# Mobile Workstation



## MT Stringer (Jul 21, 2009)

I work out of a one car garage and space is limited. I needed a little more work area so I can use the workbench/outfeed table for other things.

All of my big tools are on mobile bases so I can rearrange them for the task at hand.

Here are a few pics of the build.

First my plan...
1) work space for the Porter Cable dovetail jig.
2) work space for my modified pocket hole jig.
3) storage for the dovetail jig.


----------



## MT Stringer (Jul 21, 2009)

The top is 3/4 plywood with extra thickness around the edges which extend 2 inches past the frame on all sides. the holes are 7/8 inch and the slots are 1 1/4 wide. These provide clamping options from a variety of clamps.

The Formica was donated by a friend that had some extra.
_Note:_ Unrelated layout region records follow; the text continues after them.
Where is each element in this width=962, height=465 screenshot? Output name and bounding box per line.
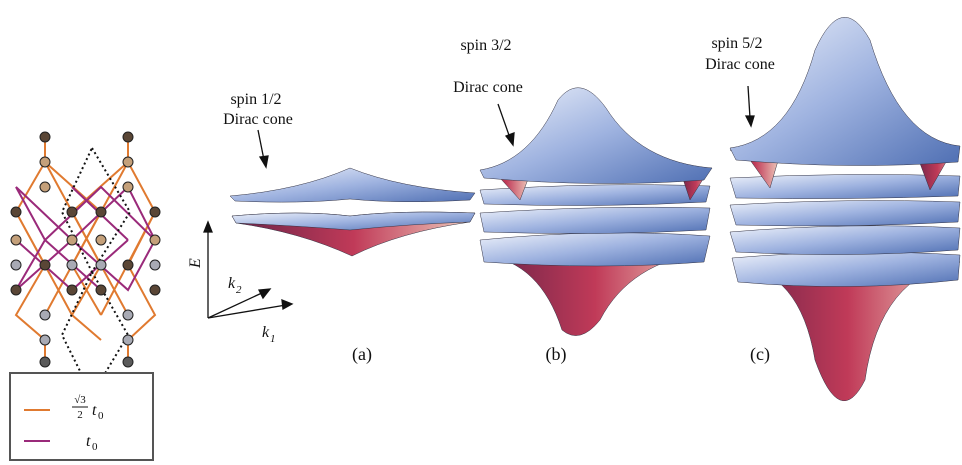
axis-k1: k [262, 324, 270, 341]
panel-tag: (c) [750, 344, 770, 365]
label-cone: Dirac cone [705, 56, 775, 73]
legend-box [9, 372, 154, 461]
axis-k2-sub: 2 [236, 284, 242, 296]
legend-sym: t [86, 433, 91, 450]
legend-sub: 0 [92, 441, 98, 453]
panel-tag: (a) [352, 344, 372, 365]
axis-e: E [187, 258, 204, 269]
axes [203, 220, 294, 319]
label-spin: spin 5/2 [711, 35, 762, 52]
label-cone: Dirac cone [223, 111, 293, 128]
label-cone: Dirac cone [453, 79, 523, 96]
legend-den: 2 [77, 409, 83, 421]
label-spin: spin 1/2 [230, 91, 281, 108]
label-spin: spin 3/2 [460, 37, 511, 54]
panel-tag: (b) [546, 344, 567, 365]
lattice [10, 131, 161, 398]
axis-k1-sub: 1 [270, 333, 276, 345]
legend-sub: 0 [98, 410, 104, 422]
annotation-arrows [257, 85, 755, 169]
legend-num: √3 [74, 394, 86, 406]
surface-b [479, 87, 713, 336]
axis-k2: k [228, 275, 236, 292]
surface-a [229, 167, 476, 257]
surface-c [729, 17, 961, 401]
legend-sym: t [92, 402, 97, 419]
The dovetail jig and pocket hole jig fit great and I should get a lot of use from the workstation.

A power strip, cord holder and a small tray to hold glue bottles help.

Hope you like it.
Mike


----------



## Paul W Gillespie (Jul 7, 2011)

Very cool. I need to build a new outfeed/assembly table for my shop. My current work bench/assembly table is no longer flat and also not wide enough for some assembly work, so I need something bigger. I will add you project to the idea bin in my head.


----------



## JMartel (Nov 30, 2011)

What clamps are the holes for? I would think ones that use holes would be 3/4" size for most bench dog hole sizes on workbenches. 

Regardless, it looks good. I've got an assembly table design bouncing around in my head that I need to build.


----------



## MT Stringer (Jul 21, 2009)

JMartel said:


> What clamps are the holes for? I would think ones that use holes would be 3/4" size for most bench dog hole sizes on workbenches.
> 
> Regardless, it looks good. I've got an assembly table design bouncing around in my head that I need to build.


This workstation is based loosely on the plan in issue 124 of ShopNotes.
I have some Festool style clamps that fit the holes...or the vise grip type pliers for drill press tables...or 1/2 inch pipe clamps fit through hole. My dogs are homemade from 7/8 ash rod. So I don't worry much about the 3/4 inch hole size.


----------



## Travico (Dec 25, 2012)

It is almost too PRETTY to use!!


----------



## RMDMan (Aug 29, 2013)

Nice! I'm jealous.


----------